Otherwise, the pair step back and ponder, and their more thoughtful moments balance the record out in a delightful fashion. “Joan” is a patient, pleading ballad worthy of sharing a sentence with OMD’s “She’s Leaving.” “Breath Of Life” turns most profoundly on a heartbreaking harmonic modulation. “Siren Song” and “Perfect Stranger” weigh dreaming against anxiety and sparkle like Mars over Brent Cross.
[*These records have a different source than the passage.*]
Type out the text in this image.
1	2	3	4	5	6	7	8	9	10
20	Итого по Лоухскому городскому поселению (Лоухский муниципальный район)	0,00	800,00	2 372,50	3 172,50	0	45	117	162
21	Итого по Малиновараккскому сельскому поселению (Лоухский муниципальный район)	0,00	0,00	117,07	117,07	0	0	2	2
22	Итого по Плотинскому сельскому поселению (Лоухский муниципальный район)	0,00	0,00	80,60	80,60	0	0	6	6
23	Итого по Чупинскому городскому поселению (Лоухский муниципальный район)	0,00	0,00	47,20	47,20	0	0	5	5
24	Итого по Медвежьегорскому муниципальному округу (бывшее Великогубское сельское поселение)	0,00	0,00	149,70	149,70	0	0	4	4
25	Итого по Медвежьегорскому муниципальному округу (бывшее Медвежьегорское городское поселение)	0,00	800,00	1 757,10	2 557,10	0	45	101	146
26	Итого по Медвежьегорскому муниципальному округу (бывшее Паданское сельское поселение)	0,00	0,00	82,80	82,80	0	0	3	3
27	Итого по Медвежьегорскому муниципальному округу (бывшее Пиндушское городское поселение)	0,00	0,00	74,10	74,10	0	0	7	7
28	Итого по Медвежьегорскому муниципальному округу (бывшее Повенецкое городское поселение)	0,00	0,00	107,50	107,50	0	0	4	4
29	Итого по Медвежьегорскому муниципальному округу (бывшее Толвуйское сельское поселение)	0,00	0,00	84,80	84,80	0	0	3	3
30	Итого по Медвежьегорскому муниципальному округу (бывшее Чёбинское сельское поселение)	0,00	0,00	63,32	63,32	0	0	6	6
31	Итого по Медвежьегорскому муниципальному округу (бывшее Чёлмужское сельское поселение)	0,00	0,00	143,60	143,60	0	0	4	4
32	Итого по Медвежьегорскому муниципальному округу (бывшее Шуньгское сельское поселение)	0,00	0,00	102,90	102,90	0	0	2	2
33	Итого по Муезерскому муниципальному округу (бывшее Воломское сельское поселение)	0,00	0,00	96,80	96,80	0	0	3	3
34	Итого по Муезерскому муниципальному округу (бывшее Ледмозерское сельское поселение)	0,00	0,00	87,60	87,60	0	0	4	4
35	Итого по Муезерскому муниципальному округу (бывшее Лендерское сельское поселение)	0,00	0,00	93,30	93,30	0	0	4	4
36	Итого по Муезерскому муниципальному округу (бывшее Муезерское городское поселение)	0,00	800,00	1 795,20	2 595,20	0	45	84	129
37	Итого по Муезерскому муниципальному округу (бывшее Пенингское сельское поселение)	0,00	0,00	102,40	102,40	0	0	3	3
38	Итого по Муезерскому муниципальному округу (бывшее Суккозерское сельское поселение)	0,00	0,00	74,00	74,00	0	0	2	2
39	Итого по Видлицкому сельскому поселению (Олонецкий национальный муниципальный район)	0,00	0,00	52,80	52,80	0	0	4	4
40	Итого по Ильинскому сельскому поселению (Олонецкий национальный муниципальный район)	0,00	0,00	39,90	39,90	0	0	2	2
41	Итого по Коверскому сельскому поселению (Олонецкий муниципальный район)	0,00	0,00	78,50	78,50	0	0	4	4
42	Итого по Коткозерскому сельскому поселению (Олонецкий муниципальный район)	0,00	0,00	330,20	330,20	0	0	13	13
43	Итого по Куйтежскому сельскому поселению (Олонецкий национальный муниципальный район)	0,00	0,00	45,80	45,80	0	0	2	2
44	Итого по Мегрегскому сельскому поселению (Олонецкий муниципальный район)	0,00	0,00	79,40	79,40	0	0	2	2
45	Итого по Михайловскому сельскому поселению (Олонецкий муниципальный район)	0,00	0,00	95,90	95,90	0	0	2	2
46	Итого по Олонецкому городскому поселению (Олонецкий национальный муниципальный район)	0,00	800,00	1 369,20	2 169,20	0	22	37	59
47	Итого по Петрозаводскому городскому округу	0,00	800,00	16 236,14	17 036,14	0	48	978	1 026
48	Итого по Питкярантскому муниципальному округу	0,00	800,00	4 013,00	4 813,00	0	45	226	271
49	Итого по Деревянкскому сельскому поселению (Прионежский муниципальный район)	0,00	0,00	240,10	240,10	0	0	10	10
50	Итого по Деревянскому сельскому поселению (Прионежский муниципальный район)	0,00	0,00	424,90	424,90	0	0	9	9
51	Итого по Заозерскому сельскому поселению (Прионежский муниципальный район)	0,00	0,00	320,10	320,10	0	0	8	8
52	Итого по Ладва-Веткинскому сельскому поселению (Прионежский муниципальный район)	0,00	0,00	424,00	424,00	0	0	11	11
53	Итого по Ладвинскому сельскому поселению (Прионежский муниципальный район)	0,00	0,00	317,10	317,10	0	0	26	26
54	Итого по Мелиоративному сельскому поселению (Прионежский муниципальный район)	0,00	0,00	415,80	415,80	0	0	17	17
But the deepest moments are to be found at the end of each side, and I am not unaware that, vocally, Bell sounds at times as though he is trolling (in a friendly manner) Martin Gore. Both “Am I Right?” and “Home” could be interpreted as songs about the singer’s determination to go their own way despite everything, or reflective/defiant studies of ageing. In “Am I Right?,” Bell is the solitary walker through the old town, determined not to be broken down by the absence of another. Yet “Home” sounds like one of the best to-hell-with-you-world odes to growing old disgracefully, borne as it is on a delicate musical cocktail worthy of prime Saint Etienne. Not as introspective or spectacular as the Pet Shop Boys, perhaps – although their live shows at the time told a different story, and Bell’s scything lyrics pull off a few really good tropes, ones worthy of Disco Tex at his sauciest – but Erasure’s quiet boffin crucible of inspiration has endured pretty satisfactorily.